Surprisingly, small search firms come thru. I had the best experience with the small boutique companies. Usually, they cannot put you thru to more than a couple of companies but they were able to put me thru to the highest level. They also seemed more hungry for the business. Two out of the top five prospects that I liked best were brought to me by small search firms.

Websites are a good start. Sites like 6figures.com, linkedin.com are a good start. Usually you will find some job descriptions that you may like. What was effective for me was to find out about the recruiting firm or the company from these sites and then I called them up. 50% of the time I was able to reach somebody and then when I explained who I am, was put to the highest level which resulted in a phone call and often interviews.

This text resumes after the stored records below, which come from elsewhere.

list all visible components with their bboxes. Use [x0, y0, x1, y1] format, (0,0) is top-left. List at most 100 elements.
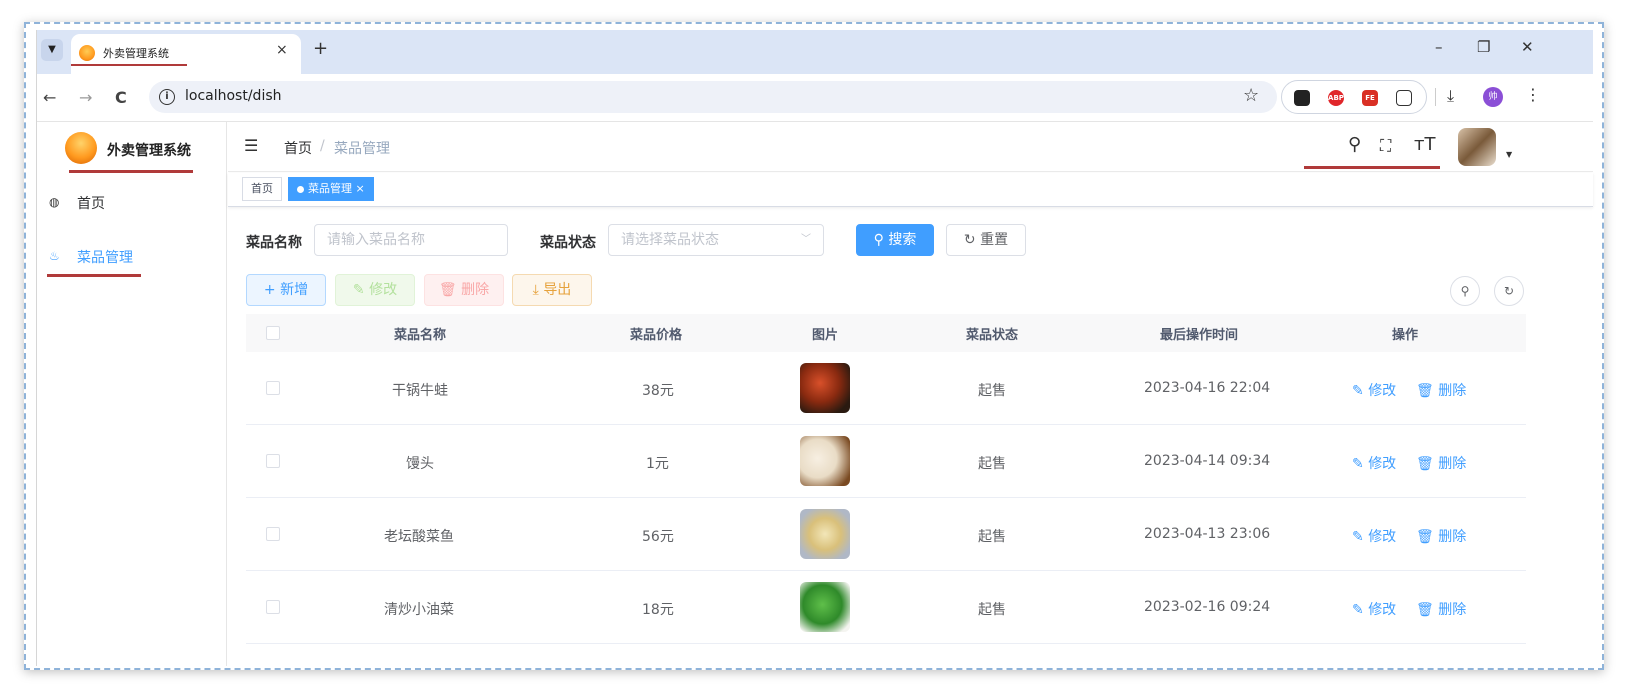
- button-label: 新增: [280, 282, 309, 298]
- toolbar-divider: [1435, 88, 1436, 106]
- profile-avatar[interactable]: 帅: [1483, 87, 1503, 107]
- caret-down-icon[interactable]: ▼: [1506, 150, 1512, 159]
- op-label: 修改: [1368, 456, 1397, 472]
- restore-button[interactable]: ❐: [1477, 38, 1490, 56]
- select-all-checkbox[interactable]: [266, 326, 280, 340]
- avatar[interactable]: [1458, 128, 1496, 166]
- search-button[interactable]: ⚲ 搜索: [856, 224, 934, 256]
- row-checkbox[interactable]: [266, 527, 280, 541]
- row-delete-button[interactable]: 🗑 删除: [1416, 453, 1466, 473]
- breadcrumb-home[interactable]: 首页: [284, 138, 312, 158]
- browser-toolbar: ← → C i localhost/dish ☆ ABP FE ⤓ 帅 ⋮: [37, 74, 1593, 122]
- dish-status-select[interactable]: 请选择菜品状态 ﹀: [608, 224, 824, 256]
- dish-status: 起售: [978, 602, 1006, 618]
- row-edit-button[interactable]: ✎ 修改: [1352, 526, 1396, 546]
- breadcrumb-current: 菜品管理: [334, 141, 390, 157]
- toggle-search-icon[interactable]: ⚲: [1450, 276, 1480, 306]
- th-status: 菜品状态: [966, 328, 1019, 343]
- op-label: 删除: [1438, 529, 1467, 545]
- button-label: 删除: [461, 282, 490, 298]
- row-delete-button[interactable]: 🗑 删除: [1416, 380, 1466, 400]
- logo: 外卖管理系统: [57, 128, 207, 178]
- tag-dish[interactable]: 菜品管理 ×: [288, 177, 374, 201]
- row-delete-button[interactable]: 🗑 删除: [1416, 526, 1466, 546]
- search-icon[interactable]: ⚲: [1348, 134, 1361, 155]
- reset-button[interactable]: ↻ 重置: [946, 224, 1026, 256]
- bookmark-star-icon[interactable]: ☆: [1243, 85, 1259, 106]
- url-text[interactable]: localhost/dish: [185, 88, 282, 104]
- fullscreen-icon[interactable]: ⛶: [1380, 136, 1391, 156]
- edit-button[interactable]: ✎ 修改: [335, 274, 415, 306]
- tag-close-icon[interactable]: ×: [356, 182, 365, 195]
- site-info-icon[interactable]: i: [159, 89, 175, 105]
- add-button[interactable]: + 新增: [246, 274, 326, 306]
- dish-time: 2023-02-16 09:24: [1144, 599, 1271, 615]
- hamburger-icon[interactable]: ☰: [244, 136, 258, 155]
- op-label: 删除: [1438, 602, 1467, 618]
- dish-name: 干锅牛蛙: [392, 383, 448, 399]
- download-icon[interactable]: ⤓: [1447, 86, 1454, 106]
- dish-image[interactable]: [800, 509, 850, 559]
- dish-image[interactable]: [800, 363, 850, 413]
- annotation-underline: [69, 170, 193, 173]
- dish-time: 2023-04-16 22:04: [1144, 380, 1271, 396]
- adblock-icon[interactable]: ABP: [1328, 90, 1344, 106]
- address-bar[interactable]: i localhost/dish ☆: [149, 81, 1277, 113]
- tag-home[interactable]: 首页: [242, 177, 282, 201]
- back-button[interactable]: ←: [43, 88, 56, 107]
- chevron-down-icon: ﹀: [801, 234, 811, 245]
- th-ops: 操作: [1392, 328, 1419, 343]
- delete-button[interactable]: 🗑 删除: [424, 274, 504, 306]
- tab-close-icon[interactable]: ×: [276, 42, 288, 58]
- browser-tab[interactable]: 外卖管理系统 ×: [71, 34, 301, 74]
- tab-search-button[interactable]: ▼: [41, 39, 63, 61]
- forward-button[interactable]: →: [79, 88, 92, 107]
- dish-name: 清炒小油菜: [384, 602, 454, 618]
- name-label: 菜品名称: [246, 235, 302, 251]
- tab-title: 外卖管理系统: [103, 47, 169, 60]
- placeholder: 请输入菜品名称: [327, 232, 425, 248]
- reload-button[interactable]: C: [115, 88, 127, 107]
- new-tab-button[interactable]: +: [313, 38, 328, 59]
- dish-name: 老坛酸菜鱼: [384, 529, 454, 545]
- puzzle-icon[interactable]: [1396, 90, 1412, 106]
- sidebar-item-dish[interactable]: ♨ 菜品管理: [37, 232, 227, 282]
- op-label: 修改: [1368, 383, 1397, 399]
- browser-window: ▼ 外卖管理系统 × + – ❐ ✕ ← → C i localhost/dis…: [36, 30, 1593, 666]
- menu-kebab-icon[interactable]: ⋮: [1525, 85, 1541, 104]
- tag-label: 首页: [251, 182, 273, 195]
- dish-name-input[interactable]: 请输入菜品名称: [314, 224, 508, 256]
- dish-time: 2023-04-13 23:06: [1144, 526, 1271, 542]
- row-checkbox[interactable]: [266, 381, 280, 395]
- op-label: 删除: [1438, 383, 1467, 399]
- fe-icon[interactable]: FE: [1362, 90, 1378, 106]
- th-time: 最后操作时间: [1160, 328, 1239, 343]
- table-row: 老坛酸菜鱼 56元 起售 2023-04-13 23:06 ✎ 修改 🗑 删除: [246, 498, 1526, 571]
- th-name: 菜品名称: [394, 328, 447, 343]
- row-edit-button[interactable]: ✎ 修改: [1352, 380, 1396, 400]
- ghost-icon[interactable]: [1294, 90, 1310, 106]
- breadcrumb-separator: /: [320, 138, 325, 154]
- dish-icon: ♨: [49, 249, 60, 263]
- sidebar-item-home[interactable]: ◍ 首页: [37, 178, 227, 228]
- annotation-underline: [47, 274, 141, 277]
- text-size-icon[interactable]: тT: [1414, 134, 1435, 155]
- row-checkbox[interactable]: [266, 454, 280, 468]
- refresh-icon[interactable]: ↻: [1494, 276, 1524, 306]
- table-header: 菜品名称 菜品价格 图片 菜品状态 最后操作时间 操作: [246, 314, 1526, 352]
- export-button[interactable]: ⤓ 导出: [512, 274, 592, 306]
- row-delete-button[interactable]: 🗑 删除: [1416, 599, 1466, 619]
- row-edit-button[interactable]: ✎ 修改: [1352, 453, 1396, 473]
- close-window-button[interactable]: ✕: [1521, 38, 1534, 56]
- row-checkbox[interactable]: [266, 600, 280, 614]
- dish-status: 起售: [978, 383, 1006, 399]
- dish-status: 起售: [978, 456, 1006, 472]
- minimize-button[interactable]: –: [1435, 38, 1443, 56]
- active-dot-icon: [297, 185, 304, 193]
- table-row: 干锅牛蛙 38元 起售 2023-04-16 22:04 ✎ 修改 🗑 删除: [246, 352, 1526, 425]
- dish-price: 38元: [642, 383, 674, 399]
- dish-image[interactable]: [800, 436, 850, 486]
- dish-image[interactable]: [800, 582, 850, 632]
- extensions-group: ABP FE: [1281, 80, 1427, 114]
- row-edit-button[interactable]: ✎ 修改: [1352, 599, 1396, 619]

You will be surprised who will come thru for you ... and who will not... When I spread the word around people senior to me with whom I had worked in the past that I am in the market, I was totally surprised who all came thru and who did not. A CMO of our company with whom I had very little - but not substantial interactions was very helpful - she not only got me a few good leads - she followed up on them too! On the other hand, people with whom I was pretty close - some even socially - were not effective/willing at all. Lesson is not to count on people who you think you can count on.

People who were in my division were most resourceful!! By and large, the most high quality leads that led to at least multiple rounds of talk with the company came from people who had worked in my division - in fact none of them were my direct reports except one. Three of the top 5 companies that I liked came from people who worked in my organization at some point of time. I have a habit of wishing people who have ever worked in my division on their birthdays (I put them in my diary). All three followed the same pattern - email wishing happy birthday - reply asking how are you doing - response saying great, I am in the job market - phone call/email asking would you be interested in our company - me asking what do you do? Can you put me thru to your CEO - and the rest followed very quickly!! Lesson for me - Keep up the good habit of the birthday wishes (it keeps your network renewed once every year at least).

VC network. I do not have a strong VC network but while talking to a few startups, I noticed that this network is very powerful. If VCs are impressed with you, their ability to place you in companies that they influence is very high. However, this is an observation more than an experience.